Comme tous les curieux, il aura fallu attendre ce lundi matin la réouverture de l’hôtel des ventes de Liège pour pouvoir obtenir enfin les clichés du verso du tableau demandés il y a quelques jours, et découvrir ainsi l’identité du modèle représenté par Monmorency qui n'avait pas été donnée lors de la mise en ligne du catalogue de la vente le 6 octobre précédent.

B. Monmorency, portrait de Benoît de Ruddere, 1727 (verso). Liège, commerce d'art © d.r.

B. Monmorency, portrait de Benoît de Ruddere, 1727 (verso). Liège, commerce d'art © d.r.

B. Monmorency, portrait de Benoît de Ruddere, 1727 (verso, détail). Liège, commerce d'art © d.r.

B. Monmorency, portrait de Benoît de Ruddere, 1727 (verso, détail). Liège, commerce d'art © d.r.

En haut à gauche, d’une belle écriture on pouvait ainsi lire très distinctement :

 

« effigie D. Benedicti // De Ruddere. I. U. Licen // Canon : Ecclie : Metrop : Mechlinien // et Secret : Em. D : Card : De Alsatia. // Ae etatis sue 37. // j. B. Montmorency decit A° 1727 ».

 

Cette inscription, sans doute postérieure à la confection du portrait, devait reprendre une autre plus ancienne, et qui fut cachée par le rentoilage que l’on devine bien, en bas à droite, près des armoiries du modèle.

B. Monmorency, portrait de Benoît de Ruddere, 1727 (détail). Liège, commerce d'art © d.r.

B. Monmorency, portrait de Benoît de Ruddere, 1727 (détail). Liège, commerce d'art © d.r.

Fils de Michel de Ruddere et de sa seconde épouse, Anne Christine van den Abeele, Benoît de Ruddere était né dernier de sa fratrie, le 4 mars 1690 à Alost[a]. Chanoine dès 1721 et prévôt de la métropole de Saint Rombaut en 1749, il officia principalement comme vicaire général de l’archevêque de Malines, Thomas-Philippe de Hénin-Liétard (1679-1759), connu sous le nom de cardinal d’Alsace[b] .

 

Vicaire capitulaire pendant la vacance du siège de Malines en 1759, il fut ensuite promu Vicaire-général de l'Archevêque de Franckenberg. Fondateur avec ses frères de plusieurs bourses à Louvain, Benoît de Ruddere mourut le 21 août 1764.

 

B. Monmorency, portrait de Benoît de Ruddere, 1727 (détail). Liège, commerce d'art © d.r.
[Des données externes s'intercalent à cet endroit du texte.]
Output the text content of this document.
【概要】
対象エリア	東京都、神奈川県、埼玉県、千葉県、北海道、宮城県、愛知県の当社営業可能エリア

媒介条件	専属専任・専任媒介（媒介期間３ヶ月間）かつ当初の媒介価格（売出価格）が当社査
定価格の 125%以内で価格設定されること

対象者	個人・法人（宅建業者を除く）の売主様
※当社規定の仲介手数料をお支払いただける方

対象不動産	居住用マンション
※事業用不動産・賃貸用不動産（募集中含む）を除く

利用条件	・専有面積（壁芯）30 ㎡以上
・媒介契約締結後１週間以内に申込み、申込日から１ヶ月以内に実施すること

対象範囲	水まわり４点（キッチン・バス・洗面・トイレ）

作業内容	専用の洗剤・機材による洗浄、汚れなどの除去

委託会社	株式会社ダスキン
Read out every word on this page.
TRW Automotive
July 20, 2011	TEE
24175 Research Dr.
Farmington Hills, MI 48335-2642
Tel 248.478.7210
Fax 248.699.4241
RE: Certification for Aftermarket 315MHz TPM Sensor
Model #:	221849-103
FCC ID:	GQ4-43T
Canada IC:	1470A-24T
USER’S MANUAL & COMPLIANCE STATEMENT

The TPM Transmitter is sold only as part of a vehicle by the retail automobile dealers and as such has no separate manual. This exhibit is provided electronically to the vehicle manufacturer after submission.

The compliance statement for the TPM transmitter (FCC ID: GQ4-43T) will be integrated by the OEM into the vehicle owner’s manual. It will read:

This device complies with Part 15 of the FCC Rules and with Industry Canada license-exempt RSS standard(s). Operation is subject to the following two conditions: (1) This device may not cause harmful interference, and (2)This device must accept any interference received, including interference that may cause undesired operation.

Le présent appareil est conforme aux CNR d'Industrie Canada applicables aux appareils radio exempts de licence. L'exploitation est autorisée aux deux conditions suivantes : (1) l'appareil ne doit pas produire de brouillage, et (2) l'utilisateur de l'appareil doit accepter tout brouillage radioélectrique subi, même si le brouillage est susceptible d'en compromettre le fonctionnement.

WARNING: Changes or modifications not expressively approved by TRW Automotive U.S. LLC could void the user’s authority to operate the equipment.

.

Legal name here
B. Monmorency, portrait de Benoît de Ruddere, 1727 (détail). Liège, commerce d'art © d.r.

 

Les détails fournis par la salle de ventes permettent de confirmer le savoir faire de Monmorency dans l’art du pastiche mais montrent de manière flagrante que l’artiste ne possédait pas le brio d’un Rigaud, notamment dans le rendu psychologique de son modèle. La face du chanoine de Malines paraît ainsi cruellement fade à côté du moelleux de ses vêtement et donne à l’ensemble un côté « enfantin ». Il n’en reste pas moins un témoignage très intéressant, et trop rare, des productions des aides les plus actifs de l’atelier d’Hyacinthe Rigaud.

B. Monmorency, portrait de Benoît de Ruddere, 1727 (détail). Liège, commerce d'art © d.r.

B. Monmorency, portrait de Benoît de Ruddere, 1727 (détail). Liège, commerce d'art © d.r.

 


[a] Charles Poplimont, La Belgique héraldique, Paris 1867, tome 9, p. 348.

[b] J. B. P. Bouquié, Almanach du clergé catholique romain des Pays Bas pour l’an 1823, contenant une série chronologique des souverains Pontifes, L’État de l’Église de Bome. L’Organisation des Dioeèses des Provinces méridionales […] etc. Cet ouvrage contient d’ailleurs, un Précis de l’Histoire Ecclésiastique du Dioeèse de Malines, depuis sa fondation […], Bruxelles, 1823, p. 312.